New York (CNN/Money) -
Once in a while, you should ask yourself, "What am I worth?" It's not a metaphysical question; it's a practical one.
A net worth assessment, the annual check-up of personal finance, reveals whether your fiscal health has improved or deteriorated. It involves adding up everything you own and subtracting from that everything you owe.
It's a powerful tool to help guide you toward your financial goals. "People need to know where they are so they can get to where they want to go," says Bill Constain of the Manhattan Planning Group.
If you've never tallied your net worth, says Constain, "It can be an eye opener."

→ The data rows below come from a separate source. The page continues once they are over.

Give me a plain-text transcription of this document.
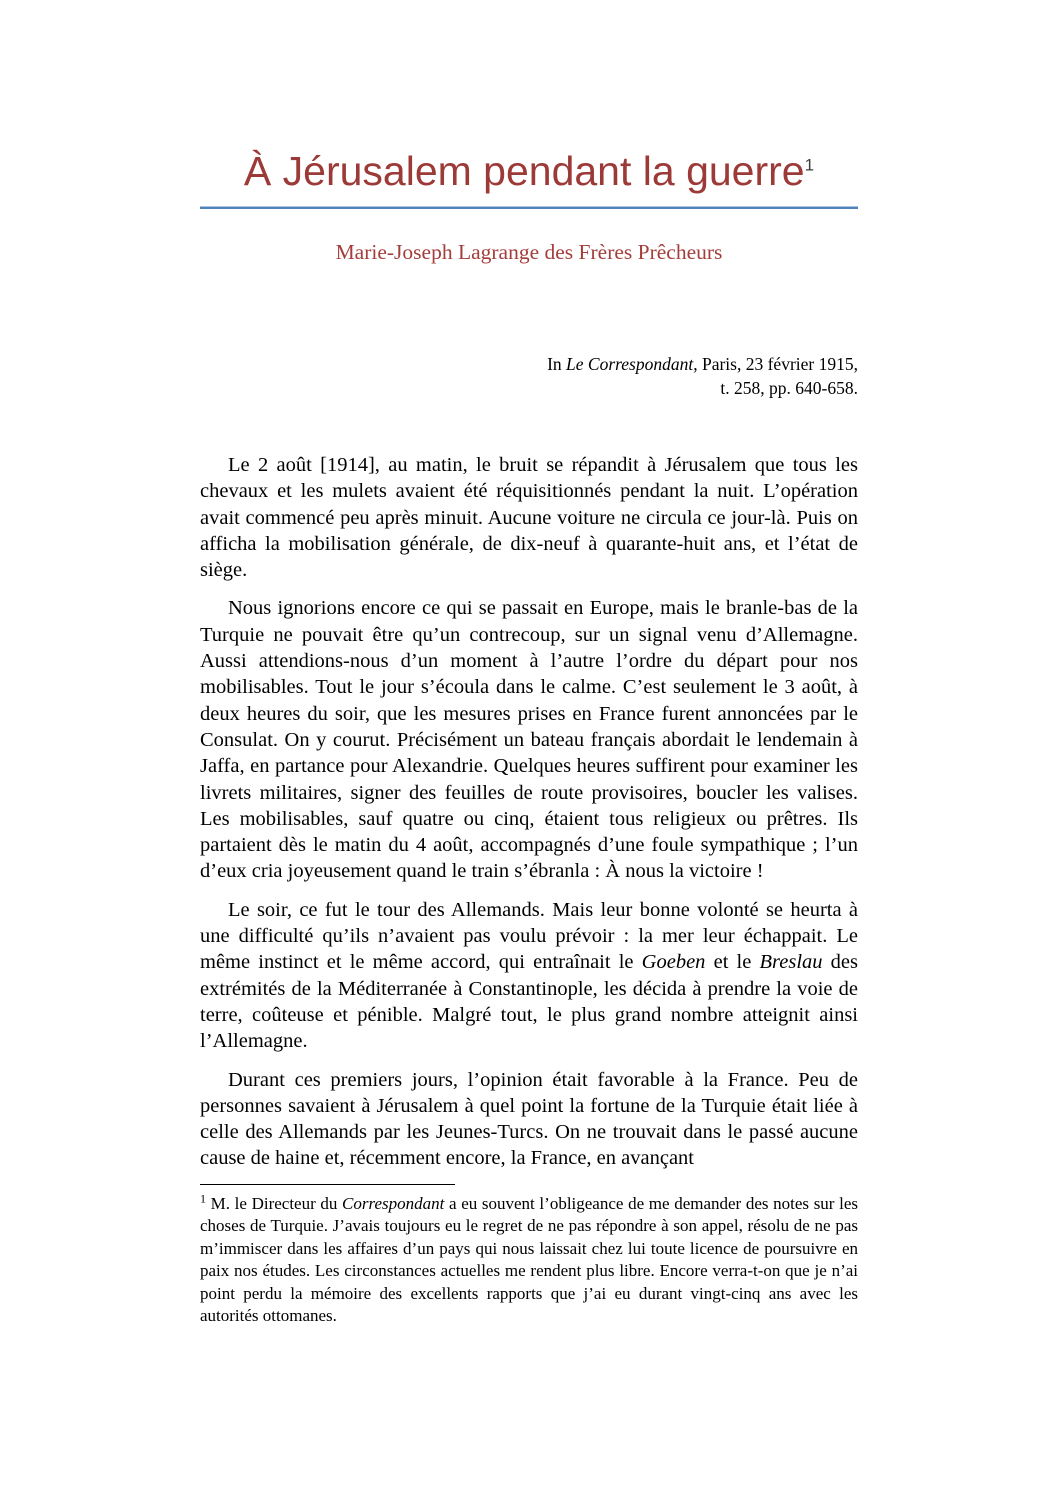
À Jérusalem pendant la guerre$^1$
Marie-Joseph Lagrange des Frères Prêcheurs
In Le Correspondant, Paris, 23 février 1915,
t. 258, pp. 640-658.

Le 2 août [1914], au matin, le bruit se répandit à Jérusalem que tous les chevaux et les mulets avaient été réquisitionnés pendant la nuit. L’opération avait commencé peu après minuit. Aucune voiture ne circula ce jour-là. Puis on afficha la mobilisation générale, de dix-neuf à quarante-huit ans, et l’état de siège.

Nous ignorions encore ce qui se passait en Europe, mais le branle-bas de la Turquie ne pouvait être qu’un contrecoup, sur un signal venu d’Allemagne. Aussi attendions-nous d’un moment à l’autre l’ordre du départ pour nos mobilisables. Tout le jour s’écoula dans le calme. C’est seulement le 3 août, à deux heures du soir, que les mesures prises en France furent annoncées par le Consulat. On y courut. Précisément un bateau français abordait le lendemain à Jaffa, en partance pour Alexandrie. Quelques heures suffirent pour examiner les livrets militaires, signer des feuilles de route provisoires, boucler les valises. Les mobilisables, sauf quatre ou cinq, étaient tous religieux ou prêtres. Ils partaient dès le matin du 4 août, accompagnés d’une foule sympathique ; l’un d’eux cria joyeusement quand le train s’ébranla : À nous la victoire !

Le soir, ce fut le tour des Allemands. Mais leur bonne volonté se heurta à une difficulté qu’ils n’avaient pas voulu prévoir : la mer leur échappait. Le même instinct et le même accord, qui entraînait le Goeben et le Breslau des extrémités de la Méditerranée à Constantinople, les décida à prendre la voie de terre, coûteuse et pénible. Malgré tout, le plus grand nombre atteignit ainsi l’Allemagne.

Durant ces premiers jours, l’opinion était favorable à la France. Peu de personnes savaient à Jérusalem à quel point la fortune de la Turquie était liée à celle des Allemands par les Jeunes-Turcs. On ne trouvait dans le passé aucune cause de haine et, récemment encore, la France, en avançant

$^1$ M. le Directeur du Correspondant a eu souvent l’obligeance de me demander des notes sur les choses de Turquie. J’avais toujours eu le regret de ne pas répondre à son appel, résolu de ne pas m’immiscer dans les affaires d’un pays qui nous laissait chez lui toute licence de poursuivre en paix nos études. Les circonstances actuelles me rendent plus libre. Encore verra-t-on que je n’ai point perdu la mémoire des excellents rapports que j’ai eu durant vingt-cinq ans avec les autorités ottomanes.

Sometimes the news is good and clients are pleased to learn they have more money than they thought. More often, Constain says, clients find that their plans have derailed. They then have to curtail their dreams, cut back on their lifestyle, or figure out a way to make more money and get back on track.
Not so simple arithmetic
A net worth audit can get complicated. Calculating the value of your savings, checking, retirement accounts, bonds, and equities, as well as credit card, student, and other debt, should be a snap. Grab most of those numbers right off bank and brokerage statements.
Assigning a dollar figure to other assets may not be so easy.
How do you keep track of housing prices that seesaw from year to year? Furniture, jewelry, artwork, and other items are even harder to estimate. You might pay $1,999 for that Eames chair, but could you find a buyer at that price? And, short of attending an Antiques Roadshow, how do you figure the worth of your century-old collection of Bushwhacker baskets?
Relax. It's more important to establish a baseline -- something to compare with later assessments -- than to attain perfectly accurate numbers; just make your best estimates. Then, it becomes simple arithmetic.
Marilyn Capelli Dimitroff, president of Capelli Financial Services in Bloomfield Hills, Mich., advises her clients to compute their net worth every year.
First look at the grand total, she says, then break that out into two different classes: personal assets, such as your house and car; and working assets, the accounts and investments you need to provide for your future.
Net worth can be deceiving, says Capelli Dimitroff. You should, for example, keep liquidity in mind. "If you're worth $1 million, that sounds pretty good. But if $900,000 is tied up in home equity, that's not healthy," she says.
"When you retire you need this army of numbers," she says, to support your planned lifestyle. That army usually comes from working assets, not personal ones.
So even if your total net worth grows, you may be worse off if your working assets don't. Many people took comfort, during the stock market meltdown, when their net worth stayed stable or even rose because their house values swelled. But few people ultimately reap big cash windfalls from home-price increases.
"People say when they retire they'll move to a smaller place," says Capelli Dimitroff. "But over the years I've only had one client who ever moved to a less expensive house."
Making adjustments
Financial planners often use a net worth assessment to shock clients into stepping up savings. Sometimes just a little tweaking, like trimming wasteful spending, can boost your balance sheet.
In other cases, you may choose to switch to higher growth investments. But this also entails higher risk, so first take a good look at your risk tolerance and estimate your time horizon. Make sure, if the investment flops, you have both the temperament to shrug off the loss and the time to recoup it.
"You want to be able to sleep at night," says Constain.
Capelli Dimitroff advises using payroll deductions or automatic investing plans to build working assets. "Most of us are good at paying bills but bad at saving," she says. If you treat investing like a monthly bill, you'll save more. Since the automatic deductions never actually reach your wallet, you may never miss them.
Bill Constain advises clients to have quarterly audits. After the excitement of putting together the initial financial plan fades, many advisors lose interest and put portfolios on autopilot. Frequent audits keep advisors focused and plans fresh.
The same can apply to do-it-yourselfers, but don't overdo it; you'll drive yourself crazy. Capelli Dimitroff says that some people were "figuring their net worth daily during the late 1990s stock market boom."
Financial planner Rick Adkins of the Arkansas Financial Group in Little Rock pays extra attention to comparing a client's net worth with debt. "If someone is highly leveraged, that's a red flag," he says. "High-interest debt can eat into assets very quickly."
When the person nears retirement, "You want the assets to be as unencumbered by debt as possible," says Adkins.